The plane crash that killed Polish President Lech Kaczynski and a wide swath of the country's political elite this weekend is bound to intensify scrutiny of the plane, the Tupolev Tu-154, which is Russia's ubiquitous aviation workhorse and a mainstay of many airlines around the developing world.

Russian investigators have been swift to give a clean bill of health to the aircraft that was carrying Mr. Kaczynski and 95 others when it crashed in heavy fog near the Russian city of Smolensk on Saturday.

They insist that the 26-year-old Polish Air Force plane was in excellent technical shape, and that "pilot error" was the most likely cause of the crash.

The Russia-24 cable news channel on Sunday quoted Alexei Gusev, director of the Aviakor factory in Samara, Russia, as saying the plane had flown "quite normally" during its regular full checkup at the plant last December.

"No problems appeared during the testing of this aircraft," he said. "I recall that the [Polish] pilots who came to pick it up after its repairs, and did their own checks, were very happy with it."

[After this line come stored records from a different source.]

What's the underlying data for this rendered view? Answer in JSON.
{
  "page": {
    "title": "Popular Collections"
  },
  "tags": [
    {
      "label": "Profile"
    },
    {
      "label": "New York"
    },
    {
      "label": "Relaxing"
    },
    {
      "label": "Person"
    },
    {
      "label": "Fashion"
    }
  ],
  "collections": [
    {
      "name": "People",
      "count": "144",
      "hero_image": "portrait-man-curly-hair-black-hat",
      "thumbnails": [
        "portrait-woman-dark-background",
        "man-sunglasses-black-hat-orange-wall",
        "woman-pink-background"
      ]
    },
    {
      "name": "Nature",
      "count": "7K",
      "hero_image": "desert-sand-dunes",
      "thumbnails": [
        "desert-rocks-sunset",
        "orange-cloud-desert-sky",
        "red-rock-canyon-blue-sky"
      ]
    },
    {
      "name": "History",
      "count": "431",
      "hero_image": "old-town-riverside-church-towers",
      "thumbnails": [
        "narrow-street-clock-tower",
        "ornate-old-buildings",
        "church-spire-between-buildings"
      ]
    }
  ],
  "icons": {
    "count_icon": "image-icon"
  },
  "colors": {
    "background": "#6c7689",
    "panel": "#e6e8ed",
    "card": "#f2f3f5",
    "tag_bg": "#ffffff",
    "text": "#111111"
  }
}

But the Tu-154, which was, ironically, code-named "Careless" by NATO during the cold war, has been involved in almost 40 fatal crashes during its service life, which began in the early 1970s. Most of those have been ascribed – like this weekend's catastrophe near Smolensk – to "human error."

Russian experts are fond of comparing the Tu-154, which can carry up to 180 passengers, with Western counterparts like the Boeing 737, the world's best-selling airliner, which has been around for a similar length of time and also was associated with scores of fatal accidents.

But according to calculations made by the London-based aviation consultancy Ascend, which have been cited in several news reports, the Tu-154 has suffered a fatal accident for every 431,200 flights, compared with Boeing 737s record of one fatal crash for each 2.68-million flights.

More than 900 Tu-154s of various models were built, and exported to 17 countries in addition to Russia, before the manufacturer, Aviakor, ended production in 2006.

Several of the plane's fatal accidents have occurred in Iran, leading some to blame US-inspired sanctions rather than the Tu-154 for its spotty record.

Other Tu-154s have gone down in bizarre circumstances, including a terrorist attack, a Swiss air traffic controller's mistake that led to a fatal midair collision over Germany, and an accidental shootdown of a plane carrying vacationers by Ukrainian air defenses over the Black Sea a year earlier.